At a glance
Honeysuckle is one of those plants that seems almost unfair in what it gives back for so little effort. Plant it against a fence or up a trellis and within a couple of seasons it will cover the structure, fill the garden with one of the most recognisable scents in the British summer, and attract moths, bumblebees and hummingbird hawk-moths in extraordinary numbers. Few climbers are as easy to establish, as tolerant of difficult positions, or as rewarding to sit near on a warm evening.
The main challenge with honeysuckle is not getting it to grow but keeping it from becoming a tangled bird’s nest of unproductive old stems. Left entirely unpruned for several years, most climbing honeysuckles accumulate a mass of dead wood at their centre while new growth surges from the top, producing flowers only at the far ends of long stems far above eye level. The remedy is straightforward – a periodic hard prune – and a honeysuckle that receives this treatment will flower more freely and look better for decades.
Best varieties for UK gardens
There are two main groups: climbing honeysuckles (Lonicera) that twine up supports, and shrubby honeysuckles that grow as self-supporting bushes. For most garden situations, the climbing types are what people want – fragrant flowers, wildlife value and coverage of an awkward fence or wall. The shrubby types such as Lonicera nitida are primarily used as hedging and have little floral value.
For scent and wildlife value, the native Lonicera periclymenum and its cultivars Belgica and Serotina are the outstanding choices. Planting both Belgica and Serotina together extends the season from May through to October. Lonicera x tellmanniana is an excellent choice for a shady north-facing fence where fragrant varieties would not flower as freely – it produces spectacular orange-yellow flowers without any scent, but its tolerance of shade is unmatched among honeysuckles.
Planting and position
Honeysuckle is one of the most adaptable climbers for UK gardens. It will grow in full sun to full shade, in most soil types, and in exposed or sheltered positions. The one condition it dislikes is a very dry, impoverished soil with no organic matter – in such a position it will survive but flower poorly and be more susceptible to aphid attack. Before planting, dig in a generous amount of well-rotted compost or manure and water the plant thoroughly both before and after planting.
Plant 30-40cm away from a wall or fence to avoid the dry soil at the base of the structure. Lean the plant toward its support and attach the stems immediately – honeysuckle twines naturally and will find its own way once given an initial direction. Container-grown plants can be planted at any time of year, but autumn and spring are ideal as the soil retains more moisture than in summer. Keep the crown at soil level, unlike clematis which benefits from deeper planting.
Training and support
Honeysuckle twines naturally – it wraps its stems around any support it encounters rather than clinging with tendrils or adhesive pads. This makes it ideal for trellis, wire, pergolas, arches and obelisks. It will also grow happily through a large shrub or small tree, where it can be left entirely to its own devices. On a flat wall with no framework, it will not attach – horizontal wires or a trellis panel must be provided.

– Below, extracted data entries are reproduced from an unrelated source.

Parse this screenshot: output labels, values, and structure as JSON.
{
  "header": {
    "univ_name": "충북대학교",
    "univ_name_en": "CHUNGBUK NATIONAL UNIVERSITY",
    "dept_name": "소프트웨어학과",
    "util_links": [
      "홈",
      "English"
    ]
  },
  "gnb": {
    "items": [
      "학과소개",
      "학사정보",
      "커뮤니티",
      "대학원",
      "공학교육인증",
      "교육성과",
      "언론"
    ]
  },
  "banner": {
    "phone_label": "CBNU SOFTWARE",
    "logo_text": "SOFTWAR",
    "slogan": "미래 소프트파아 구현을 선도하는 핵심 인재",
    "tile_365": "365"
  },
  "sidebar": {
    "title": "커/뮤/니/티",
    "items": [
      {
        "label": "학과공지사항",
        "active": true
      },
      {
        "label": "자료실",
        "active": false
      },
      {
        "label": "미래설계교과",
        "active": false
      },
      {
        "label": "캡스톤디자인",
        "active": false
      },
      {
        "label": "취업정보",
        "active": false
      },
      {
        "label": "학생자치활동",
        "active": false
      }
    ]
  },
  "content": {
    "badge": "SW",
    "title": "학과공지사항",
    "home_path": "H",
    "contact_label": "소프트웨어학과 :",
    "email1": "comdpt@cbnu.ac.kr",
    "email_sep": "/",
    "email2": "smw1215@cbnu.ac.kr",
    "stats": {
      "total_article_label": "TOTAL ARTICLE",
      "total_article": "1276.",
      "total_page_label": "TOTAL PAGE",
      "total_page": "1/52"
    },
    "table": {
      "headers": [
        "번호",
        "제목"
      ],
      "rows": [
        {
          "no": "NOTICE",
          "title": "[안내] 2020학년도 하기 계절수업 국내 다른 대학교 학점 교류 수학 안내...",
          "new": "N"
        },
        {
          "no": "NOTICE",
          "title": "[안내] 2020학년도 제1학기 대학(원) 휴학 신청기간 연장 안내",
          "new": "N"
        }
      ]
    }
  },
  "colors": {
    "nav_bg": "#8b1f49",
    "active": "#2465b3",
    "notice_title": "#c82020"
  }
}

In its first season, guide the main stems in the direction you want growth to go and tie them loosely in. After that the plant manages itself, twining around the support as it grows. The only intervention needed is to guide particularly vigorous new growth away from areas that are already covered and toward spaces that still need filling. Once a mature honeysuckle is established over a large support, it becomes almost completely self-managing between its biennial or triennial prunes. On an arch or pergola, honeysuckle typically covers the full structure within three seasons of planting, at which point the scent as you walk through is one of the most memorable experiences a British garden offers.
Pruning – keeping it in check
An unpruned honeysuckle accumulates a dense tangle of old stems that eventually supports very little flower. The solution is a hard renovation prune every two to three years rather than fiddly annual trimming. Annual light pruning – removing the longest trailing shoots after flowering – helps keep the plant tidy between renovation cuts but does not address the underlying congestion.
Annual tidy – after flowering (August-September)
Remove the longest trailing stems that have grown beyond the support. Cut back flowered shoots by about a third to keep the plant compact. This is maintenance only – it does not replace the renovation prune.
Renovation prune – early spring every 2-3 years
In February or March, cut the whole plant back hard – down to around 60cm from the base. This sounds severe but honeysuckle regrows vigorously from old wood and will be back in full flower within two seasons. Remove all the cut stems from the support and compost them.
After renovation – guide and feed
As new growth emerges, guide the main stems back onto the support and tie in loosely. Apply a balanced feed in spring and a high-potassium feed in early summer. The plant will flower again in its second season after renovation and more freely than before.